When the first request - request for a new job - is done, Runner is:
- getting the TLS certificate and chain from the GitLab's response,
- trying to generate a full certificates chain based on the response data,
- attaching resolved chain to the job data,
- attaching specified client key/certificate pair (if configured) to the job data.
The chain from the job data is next exported as
GIT_SSL_CAINFO variable during job execution. This becomes the only source of truth for git's certificate validation. If the client key/certificate pair was configured, their content is also exported as
GIT_SSL_CERT variables which allows git to handle TLS Client Authorization that may be configured in front of GitLab.

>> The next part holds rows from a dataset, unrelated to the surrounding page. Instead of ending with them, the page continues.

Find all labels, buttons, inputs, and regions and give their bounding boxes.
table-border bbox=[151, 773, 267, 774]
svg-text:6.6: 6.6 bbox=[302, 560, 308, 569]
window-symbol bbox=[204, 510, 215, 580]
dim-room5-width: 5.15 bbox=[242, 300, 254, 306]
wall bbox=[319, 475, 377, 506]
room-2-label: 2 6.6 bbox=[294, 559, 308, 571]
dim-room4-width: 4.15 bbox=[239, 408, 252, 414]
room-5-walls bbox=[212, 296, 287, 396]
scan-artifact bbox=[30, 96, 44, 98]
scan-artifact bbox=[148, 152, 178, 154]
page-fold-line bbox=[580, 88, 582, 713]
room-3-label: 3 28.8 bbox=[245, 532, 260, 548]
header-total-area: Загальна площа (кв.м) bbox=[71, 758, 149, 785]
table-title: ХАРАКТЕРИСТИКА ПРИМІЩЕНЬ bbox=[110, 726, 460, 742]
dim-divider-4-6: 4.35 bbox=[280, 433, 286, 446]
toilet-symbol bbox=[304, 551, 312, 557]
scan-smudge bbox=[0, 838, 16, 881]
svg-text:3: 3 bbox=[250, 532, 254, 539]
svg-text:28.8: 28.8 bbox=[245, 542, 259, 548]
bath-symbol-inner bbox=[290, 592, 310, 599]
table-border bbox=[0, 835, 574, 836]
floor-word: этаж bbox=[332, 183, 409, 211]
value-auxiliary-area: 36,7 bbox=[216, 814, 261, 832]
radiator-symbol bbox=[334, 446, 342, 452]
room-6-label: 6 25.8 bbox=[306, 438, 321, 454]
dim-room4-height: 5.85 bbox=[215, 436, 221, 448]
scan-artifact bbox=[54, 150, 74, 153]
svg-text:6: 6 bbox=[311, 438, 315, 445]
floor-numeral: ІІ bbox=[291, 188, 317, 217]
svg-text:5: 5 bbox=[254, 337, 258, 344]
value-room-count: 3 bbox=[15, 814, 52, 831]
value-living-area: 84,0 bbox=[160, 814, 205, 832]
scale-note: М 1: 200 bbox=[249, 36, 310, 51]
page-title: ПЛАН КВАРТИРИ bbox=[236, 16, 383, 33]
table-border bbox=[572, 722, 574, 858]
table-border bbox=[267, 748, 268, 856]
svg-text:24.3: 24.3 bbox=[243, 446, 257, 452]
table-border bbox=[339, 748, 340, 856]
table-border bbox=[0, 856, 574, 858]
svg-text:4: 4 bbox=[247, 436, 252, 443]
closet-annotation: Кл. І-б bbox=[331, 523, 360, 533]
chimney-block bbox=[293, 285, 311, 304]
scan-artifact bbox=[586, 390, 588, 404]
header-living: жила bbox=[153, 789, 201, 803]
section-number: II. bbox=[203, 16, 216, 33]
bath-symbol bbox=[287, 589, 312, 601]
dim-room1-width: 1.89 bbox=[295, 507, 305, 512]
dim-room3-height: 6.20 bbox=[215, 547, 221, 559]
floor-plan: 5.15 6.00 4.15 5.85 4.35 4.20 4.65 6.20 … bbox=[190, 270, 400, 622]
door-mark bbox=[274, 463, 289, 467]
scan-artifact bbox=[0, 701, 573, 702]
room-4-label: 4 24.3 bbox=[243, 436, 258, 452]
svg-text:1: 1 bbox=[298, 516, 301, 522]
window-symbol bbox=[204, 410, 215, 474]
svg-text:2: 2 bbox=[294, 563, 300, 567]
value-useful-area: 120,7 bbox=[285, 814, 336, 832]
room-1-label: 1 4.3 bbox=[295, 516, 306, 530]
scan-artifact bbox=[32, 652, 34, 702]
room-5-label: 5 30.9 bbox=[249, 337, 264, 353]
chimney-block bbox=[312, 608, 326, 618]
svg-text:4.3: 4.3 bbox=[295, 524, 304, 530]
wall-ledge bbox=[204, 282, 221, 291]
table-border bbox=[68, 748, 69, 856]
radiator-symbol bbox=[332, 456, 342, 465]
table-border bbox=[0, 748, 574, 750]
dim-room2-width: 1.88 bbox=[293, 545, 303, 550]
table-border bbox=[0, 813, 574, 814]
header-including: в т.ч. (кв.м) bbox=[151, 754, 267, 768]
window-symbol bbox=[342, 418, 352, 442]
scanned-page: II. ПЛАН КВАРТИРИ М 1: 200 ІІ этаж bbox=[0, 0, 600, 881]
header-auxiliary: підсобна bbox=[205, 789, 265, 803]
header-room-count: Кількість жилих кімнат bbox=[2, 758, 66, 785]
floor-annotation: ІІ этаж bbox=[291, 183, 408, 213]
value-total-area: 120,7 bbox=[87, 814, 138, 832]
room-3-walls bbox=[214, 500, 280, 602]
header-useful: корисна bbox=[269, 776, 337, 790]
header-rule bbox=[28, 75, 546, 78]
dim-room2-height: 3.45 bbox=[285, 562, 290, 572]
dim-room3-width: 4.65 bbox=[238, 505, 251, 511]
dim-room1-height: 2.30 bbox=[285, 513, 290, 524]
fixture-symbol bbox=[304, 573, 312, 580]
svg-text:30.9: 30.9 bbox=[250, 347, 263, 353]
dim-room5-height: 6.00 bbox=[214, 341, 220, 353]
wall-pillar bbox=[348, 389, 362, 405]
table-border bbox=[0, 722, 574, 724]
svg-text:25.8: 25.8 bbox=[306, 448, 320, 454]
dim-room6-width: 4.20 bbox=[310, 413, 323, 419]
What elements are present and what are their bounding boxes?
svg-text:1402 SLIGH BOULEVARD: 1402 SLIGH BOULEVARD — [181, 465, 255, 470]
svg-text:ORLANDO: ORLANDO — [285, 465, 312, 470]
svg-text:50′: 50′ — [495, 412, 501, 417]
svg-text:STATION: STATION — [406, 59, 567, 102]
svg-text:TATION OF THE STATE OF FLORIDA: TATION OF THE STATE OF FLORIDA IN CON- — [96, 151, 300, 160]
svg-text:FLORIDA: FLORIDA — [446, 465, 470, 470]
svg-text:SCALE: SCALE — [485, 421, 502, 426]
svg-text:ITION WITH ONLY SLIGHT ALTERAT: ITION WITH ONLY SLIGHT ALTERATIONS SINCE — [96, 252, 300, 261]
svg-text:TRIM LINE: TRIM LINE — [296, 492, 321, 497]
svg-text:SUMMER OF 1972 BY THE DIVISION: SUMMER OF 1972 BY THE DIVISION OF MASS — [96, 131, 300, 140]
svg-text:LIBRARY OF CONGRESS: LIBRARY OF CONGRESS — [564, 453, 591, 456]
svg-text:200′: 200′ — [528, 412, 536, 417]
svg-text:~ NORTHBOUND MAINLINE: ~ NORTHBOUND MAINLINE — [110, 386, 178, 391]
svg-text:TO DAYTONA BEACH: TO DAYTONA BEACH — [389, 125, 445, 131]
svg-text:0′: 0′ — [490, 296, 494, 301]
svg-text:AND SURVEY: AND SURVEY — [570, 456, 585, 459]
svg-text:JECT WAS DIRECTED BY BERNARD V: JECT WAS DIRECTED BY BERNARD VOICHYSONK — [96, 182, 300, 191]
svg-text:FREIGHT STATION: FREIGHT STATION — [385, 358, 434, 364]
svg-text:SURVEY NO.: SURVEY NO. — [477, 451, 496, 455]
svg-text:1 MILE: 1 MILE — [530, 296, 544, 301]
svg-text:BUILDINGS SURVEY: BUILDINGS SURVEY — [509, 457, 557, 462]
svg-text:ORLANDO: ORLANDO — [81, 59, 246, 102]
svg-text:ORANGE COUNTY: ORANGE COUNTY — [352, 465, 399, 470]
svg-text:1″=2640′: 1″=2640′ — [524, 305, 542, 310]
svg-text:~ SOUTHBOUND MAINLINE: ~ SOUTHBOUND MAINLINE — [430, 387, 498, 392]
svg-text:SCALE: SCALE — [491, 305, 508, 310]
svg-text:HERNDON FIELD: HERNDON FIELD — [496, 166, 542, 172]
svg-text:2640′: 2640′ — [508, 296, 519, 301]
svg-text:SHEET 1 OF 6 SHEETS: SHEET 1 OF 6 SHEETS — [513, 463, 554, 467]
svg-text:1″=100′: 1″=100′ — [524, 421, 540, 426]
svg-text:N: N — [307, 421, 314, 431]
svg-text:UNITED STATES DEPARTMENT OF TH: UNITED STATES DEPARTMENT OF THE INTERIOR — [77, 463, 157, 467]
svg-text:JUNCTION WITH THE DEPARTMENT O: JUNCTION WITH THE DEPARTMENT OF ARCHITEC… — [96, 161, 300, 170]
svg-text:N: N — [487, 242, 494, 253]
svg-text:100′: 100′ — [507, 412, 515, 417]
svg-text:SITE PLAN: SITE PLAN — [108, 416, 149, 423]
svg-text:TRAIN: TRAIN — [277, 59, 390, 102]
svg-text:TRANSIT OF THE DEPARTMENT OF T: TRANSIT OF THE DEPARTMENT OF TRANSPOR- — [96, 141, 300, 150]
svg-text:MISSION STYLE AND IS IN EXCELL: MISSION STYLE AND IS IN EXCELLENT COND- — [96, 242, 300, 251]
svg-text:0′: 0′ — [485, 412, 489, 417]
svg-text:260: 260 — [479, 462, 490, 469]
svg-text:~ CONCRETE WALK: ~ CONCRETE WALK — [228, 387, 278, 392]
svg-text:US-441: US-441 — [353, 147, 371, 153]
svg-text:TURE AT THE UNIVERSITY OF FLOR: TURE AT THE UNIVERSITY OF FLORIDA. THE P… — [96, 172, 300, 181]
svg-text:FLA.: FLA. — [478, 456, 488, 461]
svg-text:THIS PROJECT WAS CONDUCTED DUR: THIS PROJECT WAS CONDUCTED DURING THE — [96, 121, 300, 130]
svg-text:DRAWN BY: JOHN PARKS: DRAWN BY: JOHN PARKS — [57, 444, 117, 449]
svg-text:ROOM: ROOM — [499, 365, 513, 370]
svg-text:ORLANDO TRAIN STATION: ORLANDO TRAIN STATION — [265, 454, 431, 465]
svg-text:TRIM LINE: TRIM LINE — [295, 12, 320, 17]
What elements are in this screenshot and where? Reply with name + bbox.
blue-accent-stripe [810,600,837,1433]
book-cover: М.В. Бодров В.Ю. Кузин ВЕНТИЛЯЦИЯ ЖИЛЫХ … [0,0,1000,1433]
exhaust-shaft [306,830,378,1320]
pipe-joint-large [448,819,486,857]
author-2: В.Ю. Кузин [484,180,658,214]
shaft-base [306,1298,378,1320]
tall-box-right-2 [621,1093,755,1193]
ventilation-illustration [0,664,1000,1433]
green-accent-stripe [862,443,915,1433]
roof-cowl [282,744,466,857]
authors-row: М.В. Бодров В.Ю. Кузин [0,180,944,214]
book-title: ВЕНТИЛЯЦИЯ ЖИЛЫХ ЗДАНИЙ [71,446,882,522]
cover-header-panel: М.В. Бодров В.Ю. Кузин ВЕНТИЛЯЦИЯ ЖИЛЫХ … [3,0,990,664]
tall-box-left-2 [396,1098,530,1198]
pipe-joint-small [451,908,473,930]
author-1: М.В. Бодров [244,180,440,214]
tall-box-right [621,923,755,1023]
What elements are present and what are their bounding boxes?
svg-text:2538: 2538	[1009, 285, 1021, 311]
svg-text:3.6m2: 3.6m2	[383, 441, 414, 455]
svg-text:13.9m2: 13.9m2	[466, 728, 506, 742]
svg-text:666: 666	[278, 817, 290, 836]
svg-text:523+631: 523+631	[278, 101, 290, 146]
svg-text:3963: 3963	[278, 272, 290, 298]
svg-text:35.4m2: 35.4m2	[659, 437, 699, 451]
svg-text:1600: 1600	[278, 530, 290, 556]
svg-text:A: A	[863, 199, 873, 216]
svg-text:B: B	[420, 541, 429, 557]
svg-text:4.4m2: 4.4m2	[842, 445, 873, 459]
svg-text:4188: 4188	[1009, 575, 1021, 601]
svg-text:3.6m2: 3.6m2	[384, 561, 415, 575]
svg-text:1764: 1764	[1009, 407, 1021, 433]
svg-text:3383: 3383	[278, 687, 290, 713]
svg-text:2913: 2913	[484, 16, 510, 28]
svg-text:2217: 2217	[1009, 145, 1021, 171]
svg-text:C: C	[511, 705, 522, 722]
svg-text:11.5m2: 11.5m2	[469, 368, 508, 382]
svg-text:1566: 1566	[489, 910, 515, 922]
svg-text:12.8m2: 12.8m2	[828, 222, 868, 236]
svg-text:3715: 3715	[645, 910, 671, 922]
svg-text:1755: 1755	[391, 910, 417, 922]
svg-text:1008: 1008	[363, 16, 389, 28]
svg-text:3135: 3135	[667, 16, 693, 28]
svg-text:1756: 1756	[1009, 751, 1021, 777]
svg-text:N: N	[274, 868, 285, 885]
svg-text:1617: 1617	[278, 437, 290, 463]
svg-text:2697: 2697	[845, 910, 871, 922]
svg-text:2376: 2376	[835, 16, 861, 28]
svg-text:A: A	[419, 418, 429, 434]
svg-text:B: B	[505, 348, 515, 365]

The problem here is that the
GIT_SSL_CAINFO contains a CA chain that is able to verify only the certificate used by the GitLab instance, from where the job was requested. We've already found this to be problematic for cases when external submodules available through HTTPs are used.
Here we have a similar problem caused by LFS. LFS operation is handled by git. Git connects with GitLab (so the certificate at this point is verified properly), but GitLab sends a redirection to S3. Git tries next to connect to S3, but it still is limited by
GIT_SSL_CERT. Unless the S3 endpoint is signed by a certificate verified by the same CA, this will fail at certificate verification stage. And since they are using Amazon S3, then the domain (and certificate) are *.s3.amazonaws.com. While GitLab's domain is example gitlab.example.com. And this can't be verified.
The runner is using the CA for the GitLab server against the remote object store. Because of this, the job returns
Smudge error: Error downloading...x509: certificate signed by unknown authority.
The runner should use the system trusted store and not just the GitLab server CA.
Have experienced this with AWS S3
Customer ticket -> https://gitlab.zendesk.com/agent/tickets/99491 (internal use)